Samus Aran, the female protagonist of Nintendo’s Metroid series, has known and encountered countless deaths on the alien planet Zebes. In Owen Vince’s chapbook, The Adrift of Samus Aran, planet and body meet in the formlessness of death, and something entirely new emerges.

ZEBES has entered

our bodies

as Dirt                    Enters

our bodies


i want to be nothing more

than Dirt, entering

a body

[ as ] myriad ways beneath

the planet’s

arm ;

In a series of fifteen sparse poems that flit across the page like half-remembered meditations, Vince’s speaker visits the psychic remnants of their life, the intersections and edges of their experience within a landscape that has turned them into “a / Body rounded / to Zero.” The speaker comes to understand their body as a sort of aftershock of trauma, that “i am carrying what / remains / of sense, deft logic” and questioning: “What of skin that fills an entire sub-subterranean / cavern   What of that?”

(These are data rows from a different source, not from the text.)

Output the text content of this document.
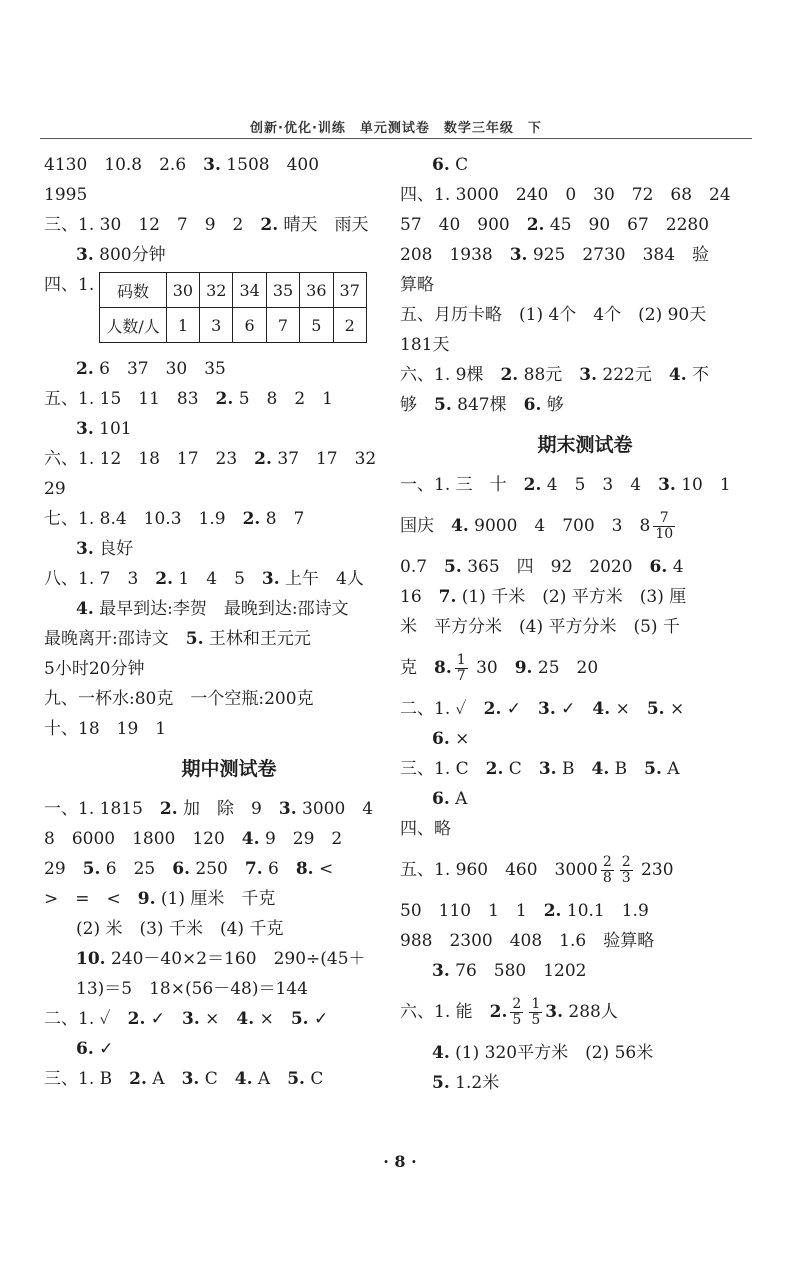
创新·优化·训练　单元测试卷　数学三年级　下
4130　10.8　2.6　3. 1508　400
1995
三、1. 30　12　7　9　2　2. 晴天　雨天
3. 800分钟
四、1. 码数	30	32	34	35	36	37
人数/人	1	3	6	7	5	2
2. 6　37　30　35
五、1. 15　11　83　2. 5　8　2　1
3. 101
六、1. 12　18　17　23　2. 37　17　32
29
七、1. 8.4　10.3　1.9　2. 8　7
3. 良好
八、1. 7　3　2. 1　4　5　3. 上午　4人
4. 最早到达:李贺　最晚到达:邵诗文
最晚离开:邵诗文　5. 王林和王元元
5小时20分钟
九、一杯水:80克　一个空瓶:200克
十、18　19　1
期中测试卷
一、1. 1815　2. 加　除　9　3. 3000　4
8　6000　1800　120　4. 9　29　2
29　5. 6　25　6. 250　7. 6　8. <
>　=　<　9. (1) 厘米　千克
(2) 米　(3) 千米　(4) 千克
10. 240－40×2＝160　290÷(45＋
13)＝5　18×(56－48)＝144
二、1. ✓　2. ✓　3. ×　4. ×　5. ✓
6. ✓
三、1. B　2. A　3. C　4. A　5. C
6. C
四、1. 3000　240　0　30　72　68　24
57　40　900　2. 45　90　67　2280
208　1938　3. 925　2730　384　验
算略
五、月历卡略　(1) 4个　4个　(2) 90天
181天
六、1. 9棵　2. 88元　3. 222元　4. 不
够　5. 847棵　6. 够
期末测试卷
一、1. 三　十　2. 4　5　3　4　3. 10　1
国庆　4. 9000　4　700　3　$8 \frac{7}{10}$
0.7　5. 365　四　92　2020　6. 4
16　7. (1) 千米　(2) 平方米　(3) 厘
米　平方分米　(4) 平方分米　(5) 千
克　8. $\frac{1}{7} 30$　9. 25　20
二、1. ✓　2. ✓　3. ✓　4. ×　5. ×
6. ×
三、1. C　2. C　3. B　4. B　5. A
6. A
四、略
五、1. 960　460　$3000 \frac{2}{8} \frac{2}{3} 230$
50　110　1　1　2. 10.1　1.9
988　2300　408　1.6　验算略
3. 76　580　1202
六、1. 能　2. $\frac{2}{5} \frac{1}{5} 3$. 288人
4. (1) 320平方米　(2) 56米
5. 1.2米
· 8 ·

The problem of the mutated and cumulative body seems a critical thread in this short collection, as Vince’s speaker grapples as a scientist would with the realities and mysteries of their physical and spiritual existence. The Metroid games (pre-Prime series) take place in a 2D space, with the world laid out in four directions (up, down, left, right). Samus Aran, however, is able to move diagonally through the world as well, thus expanding her navigational possibilities to eight directions. Vince seems to take this game mechanic and explore its affective implications—this human aberration on an alien planet. In one poem, the speaker steps into an observational role to wonder at “the manner in which you under / penetrate the coherence of this – corpus, pale golden / hair under your arm.” As a glitch in the logic of Zebes, the speaker is able to conclude:

on Zebes i would die

in Eight directions – on

Zebes i would ascertain

that death is a program


to complete the program

it describes ;

Perhaps the glitch is the human body itself and its desires. Though the body suffuses the text, it is mostly in strange amalgamations of terrain (“the smashed / oesophagus / of the Glacier”). Perhaps the most purely human anatomy within the text is the speaker’s hands, which can be traced in stages of being clasped, unclasped, “unbound, and so careless they just hang there.” If the hands can function as a stand-in for the body, then it is not until the speaker has psychically removed themselves (“the undersides of the hands / are far below me”) that they are able to become “lost in the highways / of the Landscape” and reach a point “where you will say, ‘I am done.’”

In The Adrift of Samus Aran, Vince’s speaker slowly dissolves into the landscape where they have met with death and the multiplicities of self. By the end of the chapbook, the “I” has nearly disappeared and this reader is left with an image:


the woman will climb

into the window

until her body is no longer

framed by it ;

Here is an artist who disassembles the framework of the video game and organically mixes virtual landscape, character, and body to explore death as a means of dispersal and contamination in line with a necropastoral poetics. Owen Vince’s collection can easily be read in one sitting, yet I found myself coming back to it again and again, wanting to float with its speaker through their strange world and sift through the ruined intersections between poetry and video game.